A. Additional questions for international, global and regional banks and development agencies (World Bank, IMF, WTO, Asian Development Bank…)
- Does your agency have a general commitment, strategy or policy on human rights? If so, please explain the sources of such commitment, be it an international treaty, framework or voluntary code of conduct, charter or guidelines. Please explain, if relevant, the evolution of such commitment to human rights in your organisation’s history.
- How is respect for diversity integrated in your agency’s process of devising and implementing development programmes? How are your development programme adapted to the cultural values, world views, practices and identities of the concerned persons, in each context? Please provide examples of contextualization and adaptation of the planning, implementation and monitoring of your programmes to respect different development visions and aspirations.
B. Additional questions for Governments and their national development agencies
- How are human rights generally integrated in your development policies and programmes both in your internal policies and in all programmes of development assistance and cooperation?
- What human rights guarantees have your Government and its agencies integrated in the development strategies, programmes and cooperation and assistance agreements?
- Are there participatory processes influencing and informing the elaboration, implementation and evaluation of the development policies and programmes conducted by your Government abroad? If so, how are they integrated?
- Have the development priorities or the assistance provided by global agencies (such as the World Bank, the IMF and any other relevant international trade and development organisations) impacted on the cultural rights and diversity aspects of your country’s development policies? Please provide positive and negative examples where relevant, especially after 2018.
C. Additional questions for international, national and local civil society actors, including those involved in development programmes
- Does your organisation have a general commitment, strategy or policy on human rights? If so, please explain the sources of such commitment, be it international treaty, framework or voluntary code of conduct, charter or guidelines. Please explain, if relevant, the evolution of human rights commitment in your organisation’s history.
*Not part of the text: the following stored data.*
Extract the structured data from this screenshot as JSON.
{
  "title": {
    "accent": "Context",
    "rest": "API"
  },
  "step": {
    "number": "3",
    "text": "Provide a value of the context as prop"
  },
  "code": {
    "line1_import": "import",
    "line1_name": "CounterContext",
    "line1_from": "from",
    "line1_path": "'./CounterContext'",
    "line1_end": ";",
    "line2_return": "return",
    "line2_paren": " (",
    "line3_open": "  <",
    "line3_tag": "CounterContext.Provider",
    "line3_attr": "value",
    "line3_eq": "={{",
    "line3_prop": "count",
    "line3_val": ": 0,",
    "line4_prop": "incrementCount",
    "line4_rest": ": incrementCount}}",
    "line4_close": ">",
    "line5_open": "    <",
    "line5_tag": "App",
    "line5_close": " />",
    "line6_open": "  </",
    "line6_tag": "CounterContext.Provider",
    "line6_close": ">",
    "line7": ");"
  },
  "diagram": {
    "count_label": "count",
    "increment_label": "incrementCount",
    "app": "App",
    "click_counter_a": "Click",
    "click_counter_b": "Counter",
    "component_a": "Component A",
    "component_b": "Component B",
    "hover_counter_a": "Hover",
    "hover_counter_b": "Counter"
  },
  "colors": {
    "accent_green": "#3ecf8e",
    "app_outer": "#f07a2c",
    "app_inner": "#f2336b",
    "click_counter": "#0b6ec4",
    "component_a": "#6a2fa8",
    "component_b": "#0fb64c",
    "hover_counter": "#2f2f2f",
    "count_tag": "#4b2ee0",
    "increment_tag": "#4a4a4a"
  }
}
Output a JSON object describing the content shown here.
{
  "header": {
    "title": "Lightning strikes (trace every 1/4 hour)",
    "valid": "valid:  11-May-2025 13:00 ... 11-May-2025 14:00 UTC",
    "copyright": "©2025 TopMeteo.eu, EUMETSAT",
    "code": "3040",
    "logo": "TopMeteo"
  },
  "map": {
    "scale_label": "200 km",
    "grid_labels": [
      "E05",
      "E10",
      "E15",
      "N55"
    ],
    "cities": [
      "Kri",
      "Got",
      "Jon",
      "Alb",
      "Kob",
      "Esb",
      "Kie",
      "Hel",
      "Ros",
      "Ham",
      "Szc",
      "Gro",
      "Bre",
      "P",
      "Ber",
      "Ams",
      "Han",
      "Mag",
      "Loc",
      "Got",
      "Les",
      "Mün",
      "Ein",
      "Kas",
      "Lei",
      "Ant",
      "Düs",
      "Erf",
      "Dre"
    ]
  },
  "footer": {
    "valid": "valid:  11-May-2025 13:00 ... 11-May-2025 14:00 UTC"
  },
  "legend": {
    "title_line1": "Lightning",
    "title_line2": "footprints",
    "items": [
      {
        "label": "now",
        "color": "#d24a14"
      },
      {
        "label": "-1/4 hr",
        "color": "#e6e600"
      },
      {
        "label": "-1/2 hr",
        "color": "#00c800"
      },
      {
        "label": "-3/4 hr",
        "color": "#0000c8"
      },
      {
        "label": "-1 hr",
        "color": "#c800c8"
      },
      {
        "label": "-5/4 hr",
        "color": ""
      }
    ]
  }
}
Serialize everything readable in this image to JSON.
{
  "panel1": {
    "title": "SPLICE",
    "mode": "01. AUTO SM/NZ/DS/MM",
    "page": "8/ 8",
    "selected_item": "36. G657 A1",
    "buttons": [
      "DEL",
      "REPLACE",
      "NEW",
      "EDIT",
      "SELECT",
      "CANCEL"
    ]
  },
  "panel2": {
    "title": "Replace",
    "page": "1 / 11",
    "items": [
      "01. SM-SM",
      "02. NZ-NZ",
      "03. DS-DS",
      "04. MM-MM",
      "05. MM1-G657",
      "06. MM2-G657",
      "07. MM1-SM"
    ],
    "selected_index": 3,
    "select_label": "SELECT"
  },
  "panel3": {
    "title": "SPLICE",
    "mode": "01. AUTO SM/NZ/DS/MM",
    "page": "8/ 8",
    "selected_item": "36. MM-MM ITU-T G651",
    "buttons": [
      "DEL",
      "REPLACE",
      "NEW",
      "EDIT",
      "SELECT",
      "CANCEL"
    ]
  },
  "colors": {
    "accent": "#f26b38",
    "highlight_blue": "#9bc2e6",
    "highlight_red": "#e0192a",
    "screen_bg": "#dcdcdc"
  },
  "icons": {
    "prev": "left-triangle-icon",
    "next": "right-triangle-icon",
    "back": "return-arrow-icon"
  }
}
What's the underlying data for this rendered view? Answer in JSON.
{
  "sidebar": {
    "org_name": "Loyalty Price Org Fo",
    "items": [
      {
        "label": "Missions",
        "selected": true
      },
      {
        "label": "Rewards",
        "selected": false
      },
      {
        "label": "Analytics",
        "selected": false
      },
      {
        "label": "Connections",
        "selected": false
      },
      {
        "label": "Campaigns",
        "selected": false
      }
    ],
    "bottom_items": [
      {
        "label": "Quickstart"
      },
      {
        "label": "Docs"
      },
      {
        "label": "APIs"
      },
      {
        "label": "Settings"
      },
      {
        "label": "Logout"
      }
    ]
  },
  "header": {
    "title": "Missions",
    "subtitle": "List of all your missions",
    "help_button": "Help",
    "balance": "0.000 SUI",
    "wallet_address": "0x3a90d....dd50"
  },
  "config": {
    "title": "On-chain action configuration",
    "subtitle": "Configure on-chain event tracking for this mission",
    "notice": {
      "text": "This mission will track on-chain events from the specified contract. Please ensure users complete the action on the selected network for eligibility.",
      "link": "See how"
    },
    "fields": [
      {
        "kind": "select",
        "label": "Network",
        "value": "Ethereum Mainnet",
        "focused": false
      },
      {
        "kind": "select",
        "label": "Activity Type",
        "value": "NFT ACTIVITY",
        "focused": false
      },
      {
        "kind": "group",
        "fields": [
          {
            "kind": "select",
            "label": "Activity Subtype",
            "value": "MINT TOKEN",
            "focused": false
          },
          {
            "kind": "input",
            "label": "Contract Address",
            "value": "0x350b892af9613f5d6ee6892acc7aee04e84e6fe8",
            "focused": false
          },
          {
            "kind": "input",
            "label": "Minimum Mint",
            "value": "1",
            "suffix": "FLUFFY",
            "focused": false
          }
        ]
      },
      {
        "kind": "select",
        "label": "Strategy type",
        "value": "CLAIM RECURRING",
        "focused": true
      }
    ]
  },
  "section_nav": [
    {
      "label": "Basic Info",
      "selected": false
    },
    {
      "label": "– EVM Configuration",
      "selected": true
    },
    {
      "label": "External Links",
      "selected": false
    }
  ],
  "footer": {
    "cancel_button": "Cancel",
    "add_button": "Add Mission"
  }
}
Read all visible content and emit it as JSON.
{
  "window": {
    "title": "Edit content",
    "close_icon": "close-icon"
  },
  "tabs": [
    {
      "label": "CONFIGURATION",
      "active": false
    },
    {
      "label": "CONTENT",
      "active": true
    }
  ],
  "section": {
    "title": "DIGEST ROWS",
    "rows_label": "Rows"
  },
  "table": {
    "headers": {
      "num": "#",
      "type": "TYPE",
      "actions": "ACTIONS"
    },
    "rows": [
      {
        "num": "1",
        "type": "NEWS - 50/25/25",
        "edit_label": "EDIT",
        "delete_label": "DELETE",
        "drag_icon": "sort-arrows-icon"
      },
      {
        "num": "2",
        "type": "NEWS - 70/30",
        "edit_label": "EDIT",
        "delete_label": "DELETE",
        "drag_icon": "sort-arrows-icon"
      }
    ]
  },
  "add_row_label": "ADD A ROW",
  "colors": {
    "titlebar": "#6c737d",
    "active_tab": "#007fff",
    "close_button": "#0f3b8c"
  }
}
- How is the planning, implementation and monitoring of your development programme adapted to the cultural values, world views, practices and identities of the concerned persons, in each of the context of your work? How is respect for diversity integrated in the process?
- Have the development priorities or the assistance provided by global agencies (such as the World Bank, the IMF and any other relevant international trade and development organisations) impacted on:
Please provide examples of positive and negative impacts, especially after 2018.
- the cultural rights and diversity aspects of your development initiatives?
- your country’s development policies and orientations?